Though LLaVaOLMoBitnet1B displays lower benchmark scores compared to its counterparts, it must be noted that it is pre-trained on significantly fewer tokens. Specifically, compared to Olmo 1b and BitNetb1.58, which have been trained on 2T and 100B tokens respectively, LLaVaOLMoBitnet1B has only 60B tokens of training exposure, placing it at a disadvantage in direct performance metrics.

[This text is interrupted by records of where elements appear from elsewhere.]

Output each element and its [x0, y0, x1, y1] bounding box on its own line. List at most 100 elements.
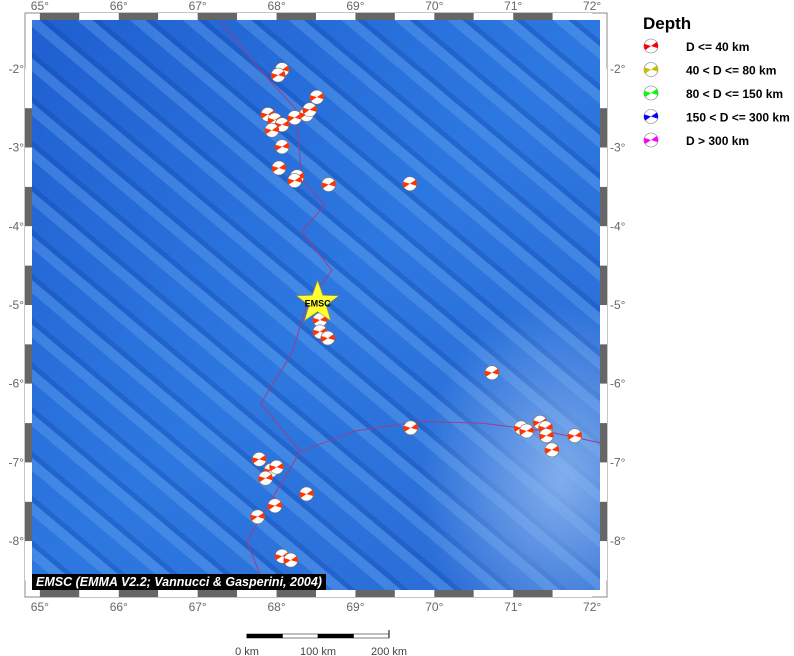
- event-beachball: [309, 89, 325, 105]
- beachball-compression: [544, 445, 559, 454]
- event-beachball: [299, 486, 314, 502]
- frame-segment: [118, 590, 159, 597]
- beachball-compression: [312, 327, 327, 336]
- beachball-compression: [250, 512, 265, 521]
- frame-segment: [276, 13, 316, 20]
- frame-segment: [25, 226, 32, 266]
- frame-segment: [600, 383, 607, 424]
- beachball-compression: [567, 431, 582, 440]
- beachball-compression: [309, 93, 324, 102]
- star-icon: [295, 279, 340, 322]
- beachball-compression: [269, 463, 284, 472]
- lon-tick-label: 67°: [189, 0, 207, 13]
- frame-segment: [600, 68, 607, 109]
- frame-segment: [79, 590, 119, 597]
- legend-beachball: [643, 62, 659, 77]
- credit-label: EMSC (EMMA V2.2; Vannucci & Gasperini, 2…: [32, 574, 326, 590]
- beachball-compression: [403, 423, 418, 432]
- scale-segment: [353, 633, 390, 639]
- beachball-compression: [539, 431, 554, 440]
- event-beachball: [403, 420, 418, 436]
- lat-tick-label: -3°: [9, 141, 25, 155]
- lat-tick-label: -6°: [610, 377, 626, 391]
- beachball-compression: [260, 110, 275, 119]
- frame-segment: [79, 13, 119, 20]
- beachball-compression: [644, 112, 659, 121]
- lat-tick-label: -8°: [9, 534, 25, 548]
- beachball-compression: [264, 126, 279, 135]
- lat-tick-label: -6°: [9, 377, 25, 391]
- bathymetry: [32, 20, 600, 590]
- frame-segment: [600, 226, 607, 266]
- lon-tick-label: 68°: [267, 600, 285, 614]
- beachball-compression: [484, 368, 499, 377]
- frame-segment: [276, 590, 316, 597]
- beachball-compression: [299, 489, 314, 498]
- frame-segment: [25, 305, 32, 345]
- beachball-compression: [275, 552, 290, 561]
- frame-segment: [25, 147, 32, 187]
- frame-segment: [600, 541, 607, 581]
- event-beachball: [283, 552, 299, 568]
- lat-tick-label: -5°: [9, 298, 25, 312]
- frame-segment: [600, 147, 607, 187]
- beachball-compression: [644, 65, 659, 74]
- lon-tick-label: 67°: [189, 600, 207, 614]
- scale-segment: [317, 633, 354, 639]
- lat-tick-label: -8°: [610, 534, 626, 548]
- frame-segment: [600, 423, 607, 463]
- frame-segment: [552, 13, 593, 20]
- event-beachball: [302, 102, 317, 118]
- scale-segment: [282, 633, 319, 639]
- frame-segment: [25, 423, 32, 463]
- frame-segment: [25, 265, 32, 305]
- frame-segment: [25, 383, 32, 424]
- lat-tick-label: -7°: [9, 455, 25, 469]
- event-beachball: [270, 67, 286, 83]
- beachball-compression: [320, 334, 335, 343]
- scale-label: 100 km: [300, 646, 336, 656]
- event-beachball: [539, 428, 554, 443]
- frame-segment: [600, 108, 607, 148]
- beachball-compression: [258, 474, 273, 483]
- lat-tick-label: -3°: [610, 141, 626, 155]
- frame-segment: [600, 344, 607, 384]
- emsc-star: EMSC: [295, 279, 340, 322]
- frame-segment: [600, 265, 607, 305]
- frame-segment: [197, 590, 238, 597]
- lon-tick-label: 66°: [110, 0, 128, 13]
- legend-beachball: [643, 85, 659, 101]
- frame-segment: [316, 13, 356, 20]
- event-beachball: [271, 160, 287, 176]
- beachball-compression: [267, 116, 282, 124]
- lon-tick-label: 71°: [504, 0, 522, 13]
- beachball-compression: [275, 142, 290, 151]
- events-layer: [250, 62, 583, 568]
- event-beachball: [251, 452, 267, 467]
- legend-label: D <= 40 km: [686, 40, 749, 54]
- frame-segment: [473, 590, 514, 597]
- event-beachball: [320, 330, 336, 346]
- frame-segment: [118, 13, 159, 20]
- lon-tick-label: 71°: [504, 600, 522, 614]
- beachball-compression: [312, 316, 327, 324]
- event-beachball: [274, 139, 290, 155]
- beachball-compression: [283, 556, 298, 565]
- legend-beachball: [643, 132, 659, 148]
- frame-segment: [237, 590, 277, 597]
- lon-tick-label: 70°: [425, 600, 443, 614]
- frame-segment: [25, 541, 32, 581]
- lon-tick-label: 68°: [267, 0, 285, 13]
- frame-segment: [355, 590, 395, 597]
- event-beachball: [484, 365, 500, 381]
- star-label: EMSC: [305, 299, 332, 309]
- lon-tick-label: 66°: [110, 600, 128, 614]
- frame-segment: [513, 13, 553, 20]
- frame-segment: [316, 590, 356, 597]
- lon-tick-label: 72°: [583, 600, 601, 614]
- beachball-compression: [287, 176, 302, 185]
- frame-segment: [25, 462, 32, 502]
- frame-segment: [158, 590, 198, 597]
- event-beachball: [267, 498, 283, 514]
- lon-tick-label: 65°: [31, 0, 49, 13]
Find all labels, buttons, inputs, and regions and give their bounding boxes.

| Model | Open/Close Source | Params | Pretrained Tokens | Arc easy | Open bookqa | Piqa | Sciq | ||-|--|-|-|-||| | Gemma2b | Closed | 2B | 6T | 80.1 | - | 77.8 | - | | Olmo 1b | Open Source | 1B | 2T | 58.07 | 46.4 | 73.7 | 88.1 | | BitNetb1.58 | Closed | 1.3B | 100B | 54.9 | 19.6 | 68.8 | - | | OLMoBitNet1B | Open Source | 1B | 60B | 49.93 | 30.4 | 67.25| 74.3 |

Multimodal Performance

LLaVaOLMoBitnet1B's multimodal performance is compared against similar models. Despite being one of the smallest, its performance in tasks such as POPE, VQAv2, and SQA-I lags behind due to its compact size and limited pre-training token exposure. However, the model showcases the feasibility of ternary quantization in multimodal settings, establishing a foundation for future improvements.

Model	Params	Training method	POPE	VQAv2	SQA-I
TinyLLaVa 3B	3B	Llavarecipie	86.8	77.6	69.6
MM13B	3B	MM1recipie	87.4	82	69.4
LlaVaGemma2B	2B	Llavarecipie	85	70.7	56.4
LLaVaOLMoBitNet1B	1B	Llavarecipie	66.92	68.41	34.2

Implications and Future Directions

The introduction of LLaVaOLMoBitnet1B holds significant implications for the future of efficient, multimodal AI. It emphasizes the potential of weight quantization, specifically ternary quantization, in producing robust models that operate within limited computational resources. This could pave the way for democratizing AI by making advanced models accessible to a broader audience with constrained hardware capabilities.

Future research is warranted in exploring post-training quantization techniques for existing pre-trained models to transition them into the ternary domain effectively. Additionally, addressing challenges around biases, model uncertainty, and efficient ternary operation mapping on hardware will be crucial. The insights gained from LLaVaOLMoBitnet1B lay the groundwork for developing more capable ternary multimodal models, enhancing both their performance and accessibility.